Pese a todo, las primeras formulaciones sólidas acerca de la fealdad corresponden a Gottgried Wilhelm Leibniz (1646-1716), quien se ocupó de este término en la obra Nuevos ensayos sobre el entendimiento humano y quien lo relacionó intrínsecamente con la irracionalidad. Poco despúes, David Hume (1711-1776) postularía explícitamente la existencia de tres tipos de fealdad: la natural (aprehensible a través de los sentidos y del gusto), la artística y la moral, perceptible a través de la razón. A su vez, un coetáneo de Hume, el filósofo y dramaturgo Gotthold Ephraim Lessing (1729-1781), afirmaría que todo lo feo produce sentimientos displicentes. Del mismo modo, F. Solger (1780-1819) concebiría la fealdad como una categoría estética per se.
Desde finales del siglo XVIII, la herencia filosófica de los teóricos de la Revolución Francesa —como Rousseau, Voltaire o Montesquieu— constituyó el preámbulo de una inaudita efervescencia intelectual y artística donde los principios de libertad y de subjetividad dieron la espalda a las reglas clásicas y a la tradición racionalista. Precisamente, fue este espíritu de rebeldía lo que convirtió lo feo en una entidad autónoma.
Uno de los autores más influyentes de este período es J. K. F. Rosenkranz (1805-1879), quien firma la obra Estética de la fealdad (Die Ästhetik des Hässliche, 1853). Este otorga un concepto totalmente negativo al término que nos ocupa. Además, establece una escala de rangos para clasificar la fealdad: en un primer estadio, tendríamos la deformidad, la desfiguración y la incorrección, mientras que en un segundo nivel hallaríamos la criminalidad, lo diabólico y lo espectral. Menos nihilista se muestra Moritz Carrier (1817-1895), quien dedica buena parte de su obra a l’estudio de la fealdad. Este teórico postuló que el arte estaría incompleto sin la existencia de lo feo. Por su parte, Max Schasler (1819-1903) afirmaría que este concepto, entendido como una negación de la belleza, constituye el motor de la creatividad.
Con la llegada del siglo XX —marcado por la generalización de nuevas formas de plasmación de la realidad, como la fotografía y el cine—, el político e historiador Benedetto Croce (1866-1952) asevera en Estetica come scienza dell’expressione e linguistica generale (1902): «No conocemos nada más feo que lo antiestético o lo inexpresivo». Poco después, T. Lipps publicaría Ästhethik, una obra en la que la fealdad es definida como contraria al sentimiento.
En la década de 1910, el liderazgo intelectual y artístico de Marcel Duchamp abanderaría una «poética de la subversión» (Tomás, 1998: 224).

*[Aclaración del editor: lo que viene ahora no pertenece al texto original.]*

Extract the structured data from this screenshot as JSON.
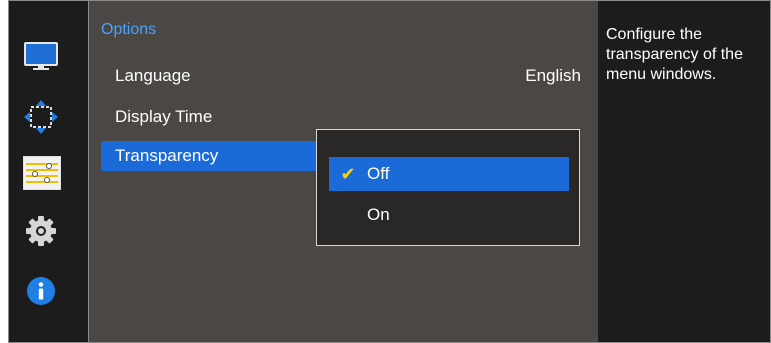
{
  "sidebar": {
    "items": [
      {
        "icon": "monitor-icon",
        "active": false
      },
      {
        "icon": "position-arrows-icon",
        "active": false
      },
      {
        "icon": "options-sliders-icon",
        "active": true
      },
      {
        "icon": "gear-icon",
        "active": false
      },
      {
        "icon": "info-icon",
        "active": false
      }
    ]
  },
  "main": {
    "title": "Options",
    "rows": [
      {
        "label": "Language",
        "value": "English"
      },
      {
        "label": "Display Time",
        "value": ""
      },
      {
        "label": "Transparency",
        "value": ""
      }
    ],
    "selected_row": "Transparency"
  },
  "popup": {
    "options": [
      {
        "label": "Off",
        "checked": true
      },
      {
        "label": "On",
        "checked": false
      }
    ]
  },
  "description": {
    "text": "Configure the transparency of the menu windows."
  },
  "colors": {
    "accent": "#1a6ad8",
    "title": "#4aa3ff",
    "check": "#ffd200",
    "panel": "#4a4744",
    "sidebar": "#1c1c1c"
  }
}
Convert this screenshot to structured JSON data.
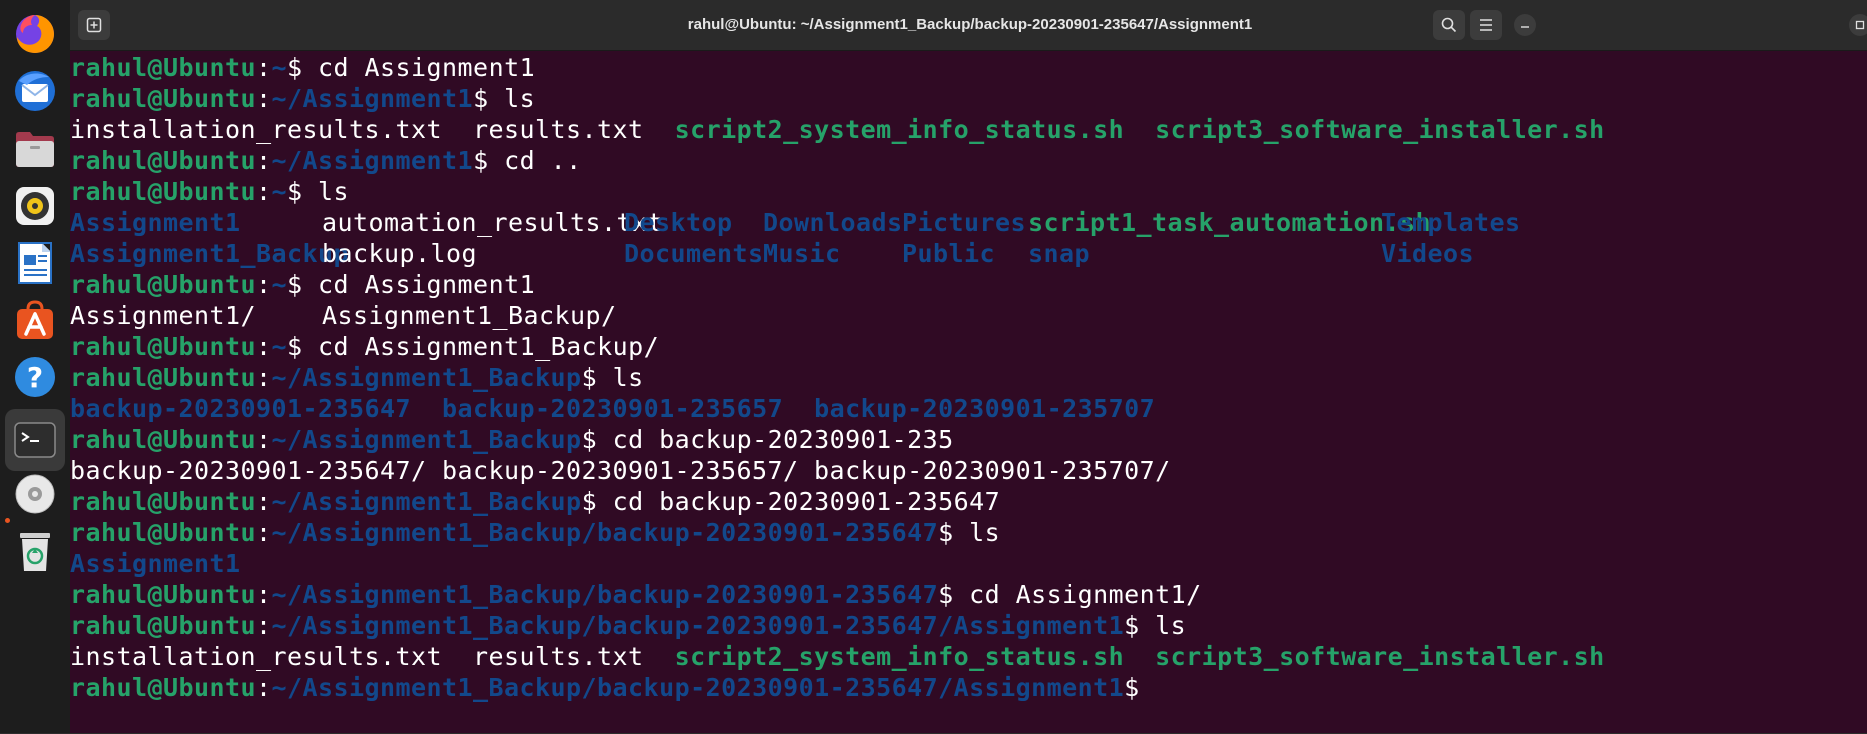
{
  "window": {
    "title": "rahul@Ubuntu: ~/Assignment1_Backup/backup-20230901-235647/Assignment1"
  },
  "dock": {
    "items": [
      {
        "name": "firefox-icon"
      },
      {
        "name": "thunderbird-icon"
      },
      {
        "name": "files-icon"
      },
      {
        "name": "rhythmbox-icon"
      },
      {
        "name": "libreoffice-writer-icon"
      },
      {
        "name": "software-center-icon"
      },
      {
        "name": "help-icon"
      },
      {
        "name": "terminal-icon"
      },
      {
        "name": "disc-icon"
      },
      {
        "name": "trash-icon"
      }
    ]
  },
  "terminal": {
    "user": "rahul@Ubuntu",
    "sep": ":",
    "lines": {
      "l1": {
        "path": "~",
        "cmd": "$ cd Assignment1"
      },
      "l2": {
        "path": "~/Assignment1",
        "cmd": "$ ls"
      },
      "l3": {
        "f1": "installation_results.txt",
        "f2": "results.txt",
        "f3": "script2_system_info_status.sh",
        "f4": "script3_software_installer.sh"
      },
      "l4": {
        "path": "~/Assignment1",
        "cmd": "$ cd .."
      },
      "l5": {
        "path": "~",
        "cmd": "$ ls"
      },
      "l6": {
        "c1": "Assignment1",
        "c2": "automation_results.txt",
        "c3": "Desktop",
        "c4": "Downloads",
        "c5": "Pictures",
        "c6": "script1_task_automation.sh",
        "c7": "Templates"
      },
      "l7": {
        "c1": "Assignment1_Backup",
        "c2": "backup.log",
        "c3": "Documents",
        "c4": "Music",
        "c5": "Public",
        "c6": "snap",
        "c7": "Videos"
      },
      "l8": {
        "path": "~",
        "cmd": "$ cd Assignment1"
      },
      "l9": {
        "c1": "Assignment1/",
        "c2": "Assignment1_Backup/"
      },
      "l10": {
        "path": "~",
        "cmd": "$ cd Assignment1_Backup/"
      },
      "l11": {
        "path": "~/Assignment1_Backup",
        "cmd": "$ ls"
      },
      "l12": {
        "b1": "backup-20230901-235647",
        "b2": "backup-20230901-235657",
        "b3": "backup-20230901-235707"
      },
      "l13": {
        "path": "~/Assignment1_Backup",
        "cmd": "$ cd backup-20230901-235"
      },
      "l14": {
        "text": "backup-20230901-235647/ backup-20230901-235657/ backup-20230901-235707/"
      },
      "l15": {
        "path": "~/Assignment1_Backup",
        "cmd": "$ cd backup-20230901-235647"
      },
      "l16": {
        "path": "~/Assignment1_Backup/backup-20230901-235647",
        "cmd": "$ ls"
      },
      "l17": {
        "d1": "Assignment1"
      },
      "l18": {
        "path": "~/Assignment1_Backup/backup-20230901-235647",
        "cmd": "$ cd Assignment1/"
      },
      "l19": {
        "path": "~/Assignment1_Backup/backup-20230901-235647/Assignment1",
        "cmd": "$ ls"
      },
      "l20": {
        "f1": "installation_results.txt",
        "f2": "results.txt",
        "f3": "script2_system_info_status.sh",
        "f4": "script3_software_installer.sh"
      },
      "l21": {
        "path": "~/Assignment1_Backup/backup-20230901-235647/Assignment1",
        "cmd": "$"
      }
    }
  },
  "colors": {
    "background": "#300a24",
    "user": "#26a269",
    "path": "#12488b",
    "text": "#ffffff"
  }
}
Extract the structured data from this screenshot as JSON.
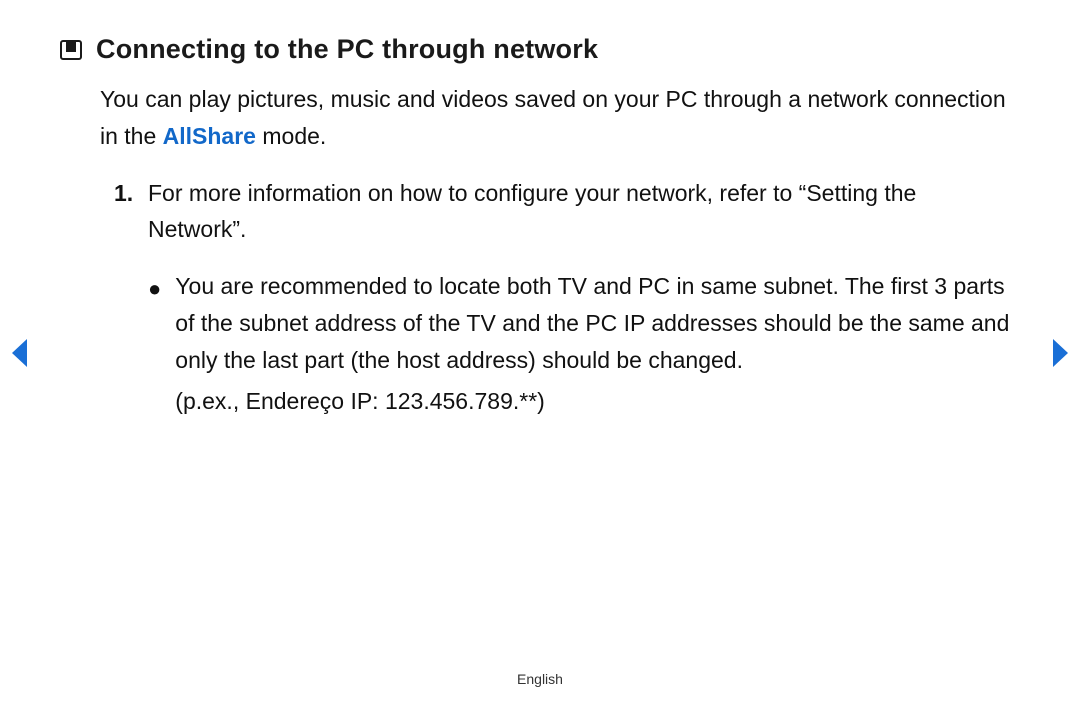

Así, el célebre artista elevó al rango de lo artístico todo aquello que es «habitual, si no feo y vulgar».
No obstante, el espaldarazo positivo al concepto de fealdad vendría de la Escuela de Frankfurt; uno de sus integrantes, Theodor Adorno (1903-1969) afirmaba que el arte no se agota en el concepto de belleza. Para él, lo bello brotaba de la fealdad.
Como apunta Ramón Almeda, el pensamiento de la segunda mitad del siglo XX (fuertemente influenciado por el fatalismo propugnado desde las posiciones existencialistas) continuaría reconquistando para la belleza nuevas realidades que, hasta entonces, parecían confinadas dentro de los límites de la fealdad. Un claro ejemplo de esta circunstancia hay que buscarlo en la obra de Fernando Botero (1932). Siguiendo el discurso de Almeda, el artista colombiano pretende rescatar para la fruición estética aspectos que, desde una perspectiva contemporánea, parecen ajenos a la misma. Este es el caso de la obesidad (en la foto, Mona Lisa, 1977, por Botero).
Llegados a este punto, cabe preguntarnos qué nos depara el futuro. En un mundo dominado por presencia omnímoda y tiránica del culto a la belleza (entendida como perfección de formas y armonía, a la usanza de la Grecia clásica) la fealdad parece destinada a permanecer silenciada, obviada, ninguneada. Quizás, habrá que esperar que esta fijación enfermiza amaine para poder seguir escribiendo estas líneas.